Abends ist – in meinen Augen – eine ebenso gute Zeit zum Meditieren wie morgens. Eigentlich sogar noch besser, weil abends der Tag bereits hinter einem liegt, nichts mehr auf einen wartet und nichts mehr zu tun ist. Das kann das Abschalten und Loslassen am Abend erheblich intensivieren. In meinen Augen gibt es nichts, womit man den Tag besser ausklingen lassen kann als mit einer Meditation. Dabei ist es völlig egal, ob dies eine stille oder eine aktive Meditation ist. Beide Formen fördern das In-den-Körper-Kommen, Sich-wahrnehmen und das Abschalten von den Geschehnissen des Tages. Allerdings sollte es etwas sein, was das Herunterkommen fördert, also keine körperlich anstrengenden Meditationen, die eher aufputschen als beruhigen.

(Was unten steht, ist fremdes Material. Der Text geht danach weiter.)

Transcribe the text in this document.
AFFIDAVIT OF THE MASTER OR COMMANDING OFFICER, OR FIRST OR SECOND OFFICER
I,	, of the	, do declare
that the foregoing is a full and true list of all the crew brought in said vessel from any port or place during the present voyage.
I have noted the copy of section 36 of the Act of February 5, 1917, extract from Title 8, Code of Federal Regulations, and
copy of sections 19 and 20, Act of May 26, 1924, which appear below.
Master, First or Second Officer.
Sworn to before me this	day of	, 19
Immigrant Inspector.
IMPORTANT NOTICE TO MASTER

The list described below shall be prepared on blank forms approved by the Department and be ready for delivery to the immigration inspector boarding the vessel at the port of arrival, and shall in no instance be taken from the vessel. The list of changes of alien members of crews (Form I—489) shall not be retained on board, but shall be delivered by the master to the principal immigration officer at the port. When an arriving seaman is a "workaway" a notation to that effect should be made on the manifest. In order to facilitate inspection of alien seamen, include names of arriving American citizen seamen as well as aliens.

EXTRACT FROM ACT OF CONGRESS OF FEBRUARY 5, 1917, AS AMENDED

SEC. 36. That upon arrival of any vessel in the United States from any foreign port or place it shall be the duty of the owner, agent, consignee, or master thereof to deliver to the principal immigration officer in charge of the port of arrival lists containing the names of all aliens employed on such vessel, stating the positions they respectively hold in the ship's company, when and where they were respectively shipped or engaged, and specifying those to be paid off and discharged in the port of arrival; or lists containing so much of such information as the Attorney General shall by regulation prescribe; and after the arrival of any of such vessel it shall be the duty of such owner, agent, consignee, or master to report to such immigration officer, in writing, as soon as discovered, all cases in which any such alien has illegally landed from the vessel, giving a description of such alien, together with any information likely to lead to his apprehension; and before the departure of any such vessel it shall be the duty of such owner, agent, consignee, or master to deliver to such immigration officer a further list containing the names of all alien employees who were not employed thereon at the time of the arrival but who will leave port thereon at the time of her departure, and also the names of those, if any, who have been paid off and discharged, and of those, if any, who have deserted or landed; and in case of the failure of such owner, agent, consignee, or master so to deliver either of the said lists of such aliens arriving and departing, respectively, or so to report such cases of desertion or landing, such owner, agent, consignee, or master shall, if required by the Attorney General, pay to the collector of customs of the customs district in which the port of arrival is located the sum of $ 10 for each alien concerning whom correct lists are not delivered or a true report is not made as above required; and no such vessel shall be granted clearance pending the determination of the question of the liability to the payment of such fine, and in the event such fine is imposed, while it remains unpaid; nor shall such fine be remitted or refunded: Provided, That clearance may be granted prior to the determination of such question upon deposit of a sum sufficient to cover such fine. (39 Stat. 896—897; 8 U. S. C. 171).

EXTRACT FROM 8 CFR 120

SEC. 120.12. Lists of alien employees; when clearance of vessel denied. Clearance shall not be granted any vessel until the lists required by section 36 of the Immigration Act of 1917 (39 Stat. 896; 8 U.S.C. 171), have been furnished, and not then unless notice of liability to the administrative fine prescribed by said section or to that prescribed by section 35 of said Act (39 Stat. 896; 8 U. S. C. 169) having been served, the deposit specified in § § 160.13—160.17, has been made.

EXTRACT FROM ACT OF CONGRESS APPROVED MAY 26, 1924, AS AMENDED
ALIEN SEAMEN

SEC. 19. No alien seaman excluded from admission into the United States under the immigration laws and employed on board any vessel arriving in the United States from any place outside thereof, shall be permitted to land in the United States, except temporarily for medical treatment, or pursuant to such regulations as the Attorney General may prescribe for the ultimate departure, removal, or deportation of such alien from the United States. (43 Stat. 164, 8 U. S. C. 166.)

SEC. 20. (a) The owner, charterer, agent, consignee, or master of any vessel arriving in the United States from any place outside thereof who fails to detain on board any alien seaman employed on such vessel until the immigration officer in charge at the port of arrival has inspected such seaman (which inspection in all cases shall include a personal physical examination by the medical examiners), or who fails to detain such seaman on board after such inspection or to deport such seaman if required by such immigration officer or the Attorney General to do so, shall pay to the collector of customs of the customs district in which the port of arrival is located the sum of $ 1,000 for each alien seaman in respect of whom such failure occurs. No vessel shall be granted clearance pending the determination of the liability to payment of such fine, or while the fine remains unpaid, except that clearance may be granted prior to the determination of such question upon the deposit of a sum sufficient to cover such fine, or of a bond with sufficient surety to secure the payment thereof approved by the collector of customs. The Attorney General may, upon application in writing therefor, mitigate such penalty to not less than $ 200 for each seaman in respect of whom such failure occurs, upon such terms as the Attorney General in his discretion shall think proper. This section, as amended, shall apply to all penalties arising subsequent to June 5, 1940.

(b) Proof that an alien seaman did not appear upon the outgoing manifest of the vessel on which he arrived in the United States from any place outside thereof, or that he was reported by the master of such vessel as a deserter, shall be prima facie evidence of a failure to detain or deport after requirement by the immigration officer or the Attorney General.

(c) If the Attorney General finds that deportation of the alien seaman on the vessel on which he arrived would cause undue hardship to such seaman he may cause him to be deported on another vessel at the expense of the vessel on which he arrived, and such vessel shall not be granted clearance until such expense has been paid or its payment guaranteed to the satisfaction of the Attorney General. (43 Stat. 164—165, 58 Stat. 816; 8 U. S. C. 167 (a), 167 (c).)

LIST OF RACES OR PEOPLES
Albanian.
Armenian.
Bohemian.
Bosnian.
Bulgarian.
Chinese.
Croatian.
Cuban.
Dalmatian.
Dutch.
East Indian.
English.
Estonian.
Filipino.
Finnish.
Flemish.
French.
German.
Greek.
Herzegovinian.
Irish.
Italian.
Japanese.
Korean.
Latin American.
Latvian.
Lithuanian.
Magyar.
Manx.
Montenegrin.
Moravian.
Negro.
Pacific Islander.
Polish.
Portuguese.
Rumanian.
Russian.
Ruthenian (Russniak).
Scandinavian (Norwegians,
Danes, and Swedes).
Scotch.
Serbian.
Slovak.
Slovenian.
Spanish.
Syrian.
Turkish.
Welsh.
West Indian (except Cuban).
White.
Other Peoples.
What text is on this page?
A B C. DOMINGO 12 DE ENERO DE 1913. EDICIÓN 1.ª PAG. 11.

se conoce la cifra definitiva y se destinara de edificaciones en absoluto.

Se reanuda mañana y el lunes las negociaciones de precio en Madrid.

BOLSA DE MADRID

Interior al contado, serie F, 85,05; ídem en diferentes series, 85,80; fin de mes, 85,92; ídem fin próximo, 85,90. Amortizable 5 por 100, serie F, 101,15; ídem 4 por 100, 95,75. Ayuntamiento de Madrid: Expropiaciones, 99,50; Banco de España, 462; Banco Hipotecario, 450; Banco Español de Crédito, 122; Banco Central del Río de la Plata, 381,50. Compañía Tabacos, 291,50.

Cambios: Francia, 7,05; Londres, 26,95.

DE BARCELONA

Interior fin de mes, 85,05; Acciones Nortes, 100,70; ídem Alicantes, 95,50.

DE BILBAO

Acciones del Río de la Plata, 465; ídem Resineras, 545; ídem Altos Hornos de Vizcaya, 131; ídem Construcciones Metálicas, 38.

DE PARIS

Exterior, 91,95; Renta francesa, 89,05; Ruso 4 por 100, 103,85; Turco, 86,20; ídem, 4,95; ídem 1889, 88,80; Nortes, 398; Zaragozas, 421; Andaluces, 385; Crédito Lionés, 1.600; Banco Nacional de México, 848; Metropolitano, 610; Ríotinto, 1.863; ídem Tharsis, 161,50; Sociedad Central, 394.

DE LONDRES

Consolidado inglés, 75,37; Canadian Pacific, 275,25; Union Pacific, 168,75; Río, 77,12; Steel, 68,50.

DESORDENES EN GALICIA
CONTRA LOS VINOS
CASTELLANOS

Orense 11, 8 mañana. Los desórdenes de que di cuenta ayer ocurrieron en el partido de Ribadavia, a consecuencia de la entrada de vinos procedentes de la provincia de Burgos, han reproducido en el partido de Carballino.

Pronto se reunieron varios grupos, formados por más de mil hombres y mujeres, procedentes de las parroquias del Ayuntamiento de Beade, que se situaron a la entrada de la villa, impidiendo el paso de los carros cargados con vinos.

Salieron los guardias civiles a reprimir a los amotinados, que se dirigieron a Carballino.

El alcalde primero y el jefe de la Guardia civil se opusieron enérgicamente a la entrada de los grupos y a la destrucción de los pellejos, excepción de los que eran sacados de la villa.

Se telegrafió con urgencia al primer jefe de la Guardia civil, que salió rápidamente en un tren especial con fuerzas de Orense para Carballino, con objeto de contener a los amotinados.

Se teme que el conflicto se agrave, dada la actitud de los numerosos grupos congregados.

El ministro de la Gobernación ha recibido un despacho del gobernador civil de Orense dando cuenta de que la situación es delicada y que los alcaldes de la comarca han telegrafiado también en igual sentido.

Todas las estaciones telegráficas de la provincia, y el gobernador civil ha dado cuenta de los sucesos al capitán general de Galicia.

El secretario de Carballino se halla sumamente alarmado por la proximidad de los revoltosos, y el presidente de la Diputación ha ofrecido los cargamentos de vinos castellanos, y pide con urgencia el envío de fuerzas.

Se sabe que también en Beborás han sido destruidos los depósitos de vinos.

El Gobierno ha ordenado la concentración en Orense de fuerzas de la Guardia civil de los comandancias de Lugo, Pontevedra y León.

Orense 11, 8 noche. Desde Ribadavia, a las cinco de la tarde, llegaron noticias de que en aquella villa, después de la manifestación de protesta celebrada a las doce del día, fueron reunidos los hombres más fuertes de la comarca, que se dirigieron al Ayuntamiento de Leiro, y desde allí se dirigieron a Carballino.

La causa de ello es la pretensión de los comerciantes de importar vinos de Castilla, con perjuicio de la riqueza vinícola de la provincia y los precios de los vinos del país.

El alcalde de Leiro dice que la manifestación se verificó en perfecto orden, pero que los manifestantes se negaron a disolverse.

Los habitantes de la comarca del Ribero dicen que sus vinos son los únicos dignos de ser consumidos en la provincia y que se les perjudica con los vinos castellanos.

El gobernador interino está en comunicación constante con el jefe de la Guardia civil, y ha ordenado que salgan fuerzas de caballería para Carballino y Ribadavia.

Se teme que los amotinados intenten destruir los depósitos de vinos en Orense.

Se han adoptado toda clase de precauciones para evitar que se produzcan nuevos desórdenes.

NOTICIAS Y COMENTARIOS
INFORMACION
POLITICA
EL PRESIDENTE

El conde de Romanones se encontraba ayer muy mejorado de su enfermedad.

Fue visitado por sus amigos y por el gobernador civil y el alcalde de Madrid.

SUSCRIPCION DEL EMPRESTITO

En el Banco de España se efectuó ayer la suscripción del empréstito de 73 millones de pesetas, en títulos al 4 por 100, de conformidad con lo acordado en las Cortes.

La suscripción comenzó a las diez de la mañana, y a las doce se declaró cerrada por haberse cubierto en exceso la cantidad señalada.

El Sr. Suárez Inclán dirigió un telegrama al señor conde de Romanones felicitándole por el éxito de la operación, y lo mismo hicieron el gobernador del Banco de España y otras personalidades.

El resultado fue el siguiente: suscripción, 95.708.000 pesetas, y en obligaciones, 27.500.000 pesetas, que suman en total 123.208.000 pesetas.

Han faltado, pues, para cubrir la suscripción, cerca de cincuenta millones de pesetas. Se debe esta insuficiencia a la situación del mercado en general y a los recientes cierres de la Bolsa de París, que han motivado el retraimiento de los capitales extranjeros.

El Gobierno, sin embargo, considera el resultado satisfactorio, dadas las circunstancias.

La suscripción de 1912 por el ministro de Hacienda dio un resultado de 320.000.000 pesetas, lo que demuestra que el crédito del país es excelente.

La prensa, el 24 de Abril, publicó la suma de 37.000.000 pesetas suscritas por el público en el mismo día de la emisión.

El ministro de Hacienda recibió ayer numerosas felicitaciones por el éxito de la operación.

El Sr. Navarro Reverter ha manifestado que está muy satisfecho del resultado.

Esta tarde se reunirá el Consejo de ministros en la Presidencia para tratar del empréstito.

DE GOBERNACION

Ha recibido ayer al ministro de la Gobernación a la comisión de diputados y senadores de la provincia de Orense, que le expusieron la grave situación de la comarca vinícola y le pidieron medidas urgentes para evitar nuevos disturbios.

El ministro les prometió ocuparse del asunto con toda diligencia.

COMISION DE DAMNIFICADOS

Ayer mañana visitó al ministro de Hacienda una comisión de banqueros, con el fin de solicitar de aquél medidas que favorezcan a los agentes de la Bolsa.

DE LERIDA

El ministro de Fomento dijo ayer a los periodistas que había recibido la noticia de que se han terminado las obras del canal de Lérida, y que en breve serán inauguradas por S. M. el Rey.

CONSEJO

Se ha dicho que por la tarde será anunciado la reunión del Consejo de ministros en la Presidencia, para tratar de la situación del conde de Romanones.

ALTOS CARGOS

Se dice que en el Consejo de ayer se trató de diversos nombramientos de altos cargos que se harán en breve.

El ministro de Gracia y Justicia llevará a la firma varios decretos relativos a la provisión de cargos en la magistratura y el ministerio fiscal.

Finde Deinen eigene Abendroutine

Viele Dinge kannst Du nur ausprobieren und schauen, ob sich das für Dich abends angenehm und richtig anfühlt. Nimm Dir ein paar Elemente raus, die Dir zusagen und Sinn ergeben, und dann wird irgendwann sich für Dich wie von selbst eine Routine ergeben, die Du oft genug praktizierst, um sie auch tatsächlich als Routine erkennen zu können.

Und keine Bange: Eine Routine lebt zwar davon, dass es ein ständig wiederkehrender Prozess ist. Jedoch bist Du daran ja nicht fest gebunden. Dein Leben und seine Umstände ändern sich mit der Zeit, ebenso wie Deine Bedürfnisse. Und mit ihnen dürfen sich auch unsere Routinen verändern.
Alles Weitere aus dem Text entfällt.